I used to think that I understood memory: whether it was the fickle type (like Ronald Reagan’s during the Iran Contra hearings) or the persistent (like Proust and his madeleines), I always believed I understood how memory worked: an event occurred, and it was either remembered, or it wasn’t; there didn’t seem to be a whole lot of room for shades of gray. And then I had my daughter, Clementine, and I realized that, actually, there were more kinds of memory than had ever been dreamt of in my philosophies: not only were there such things as good memories, bad memories, and even false memories, but there was also something that could only be described as a contrary memory, or a memory that seemed to exist just to cause chagrin.

How else would you explain Clementine’s redacted memories of nearly every event in our family’s history?

Take pancake breakfasts, for example–the kind they hold at fire stations and American Legion halls. It has long been our family tradition to attend any and all pancake breakfasts; in fact, we have been sitting under portraits of JFK and eating rubbery pancakes off of paper plates since before we could even be considered a “family” at all–back when it was just my husband and myself. And, really, why wouldn’t we? I mean, where else will you ever get the chance to speak with the governor while an eight-year-old is trying to take your order? (This really happened–Fourth of July, 2005). And where else can you tuck into a meal groaning under the weight of it’s own carbohydrates without feeling a single bit of guilt? (Have seconds, even: it’s all for a good cause.) And so, with such a long history of public service eating, it was no surprise to find our family attending a recent pancake breakfast at the downtown American Legion Hall–a fundraiser for the local swim team, the Flagstaff Snow Sharks.
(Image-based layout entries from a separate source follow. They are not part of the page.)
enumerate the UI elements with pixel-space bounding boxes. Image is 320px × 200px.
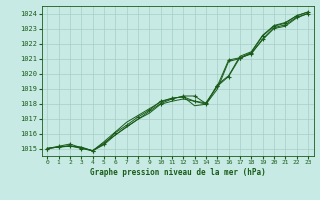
X-axis label: Graphe pression niveau de la mer (hPa): Graphe pression niveau de la mer (hPa) [90,168,266,177]
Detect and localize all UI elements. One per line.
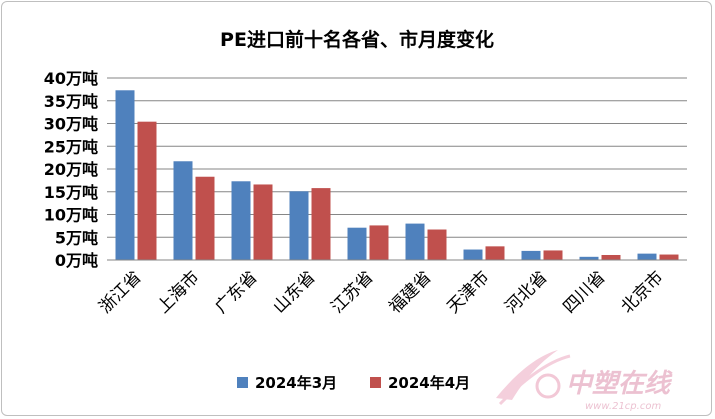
y-tick-label: 5万吨 — [55, 228, 98, 247]
bar-march — [579, 256, 599, 260]
legend-swatch — [237, 377, 248, 388]
x-tick-label: 浙江省 — [95, 267, 145, 317]
x-tick-label: 河北省 — [501, 267, 551, 317]
bar-march — [347, 227, 367, 260]
bar-march — [463, 249, 483, 260]
bar-april — [137, 121, 157, 261]
x-tick-label: 江苏省 — [327, 267, 377, 317]
y-tick-label: 15万吨 — [44, 183, 98, 202]
bars — [115, 90, 679, 261]
bar-april — [543, 250, 563, 260]
bar-april — [427, 229, 447, 260]
bar-march — [405, 223, 425, 260]
bar-march — [115, 90, 135, 260]
watermark-url: www.21cp.com — [585, 401, 661, 412]
x-tick-label: 北京市 — [617, 267, 667, 317]
x-axis-tick-labels: 浙江省 上海市 广东省 山东省 江苏省 福建省 天津市 河北省 四川省 北京市 — [95, 267, 667, 317]
bar-march — [637, 253, 657, 260]
bar-april — [601, 254, 621, 260]
x-tick-label: 上海市 — [153, 267, 203, 317]
legend-swatch — [370, 377, 381, 388]
legend-label: 2024年4月 — [388, 374, 470, 392]
y-tick-label: 40万吨 — [44, 69, 98, 88]
chart-title: PE进口前十名各省、市月度变化 — [220, 28, 494, 51]
x-tick-label: 福建省 — [385, 267, 435, 317]
y-tick-label: 35万吨 — [44, 92, 98, 111]
bar-april — [659, 254, 679, 260]
bar-march — [289, 191, 309, 260]
bar-march — [231, 181, 251, 260]
bar-april — [485, 246, 505, 260]
y-tick-label: 20万吨 — [44, 160, 98, 179]
x-tick-label: 广东省 — [211, 267, 261, 317]
watermark-logo: 中塑在线 www.21cp.com — [496, 350, 673, 412]
legend-label: 2024年3月 — [255, 374, 337, 392]
bar-april — [311, 188, 331, 260]
x-tick-label: 山东省 — [269, 267, 319, 317]
y-tick-label: 0万吨 — [55, 251, 98, 270]
y-tick-label: 10万吨 — [44, 206, 98, 225]
legend: 2024年3月 2024年4月 — [237, 374, 470, 392]
gridlines — [107, 77, 687, 238]
bar-april — [253, 184, 273, 260]
bar-april — [195, 176, 215, 260]
bar-march — [521, 250, 541, 260]
x-tick-label: 四川省 — [559, 267, 609, 317]
y-axis-tick-labels: 0万吨 5万吨 10万吨 15万吨 20万吨 25万吨 30万吨 35万吨 40万吨 — [44, 69, 98, 270]
watermark-swoosh-icon — [496, 350, 571, 406]
y-tick-label: 25万吨 — [44, 137, 98, 156]
watermark-text: 中塑在线 — [566, 369, 673, 399]
bar-april — [369, 225, 389, 260]
y-tick-label: 30万吨 — [44, 115, 98, 134]
x-tick-label: 天津市 — [443, 267, 493, 317]
bar-march — [173, 161, 193, 260]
Or, at least it was no surprise to anyone but Clementine.

Since this event had the audacity to take place in the morning (also known in our house as The Time of She Who Must Not Be Awakened), it was a very surly Clementine indeed that sat across the table from us, desultorily picking at her pancakes, and an even surlier one who finally pushed them aside and asked, “So, when did we decide we were going to start doing these “family” things?” In vain I tried to point out to her our family’s long history of attending pancake breakfasts, and, in fact, had just started in on a recitation of the many years we had attended this breakfast alone (complete with the corroborating evidence of the many times we had urged her to join the Snow Sharks while sitting at these very tables) when, continuing on as if I had never spoken, she added an equally petulant: “And how come you never let me join a swim team?

At this point my reply started to sound more like scatting than talking: in fact, I was so amazed that I found it difficult to even speak in complete words, let alone complete sentences.

“But I–you–we–what about–how can–crazy–don’t you remember?”

“No,” she said cooly, looking around the room and clearly imagining all the happy years she could’ve spent with her swim club pals, if only we hadn’t been so damn selfish. “I don’t.”

On reflection, I should’ve been prepared for both denials–the pancake and the swim club one. After all, she also has clear memories of all the times we didn’t allow her to learn to ski, wouldn’t let her try new foods, and how we, for years, fiendishly kept her from discovering how much she really liked baseball. To hear her tell it, it was a childhood straight out of Oliver Twist. Or at least the Clementine version of it.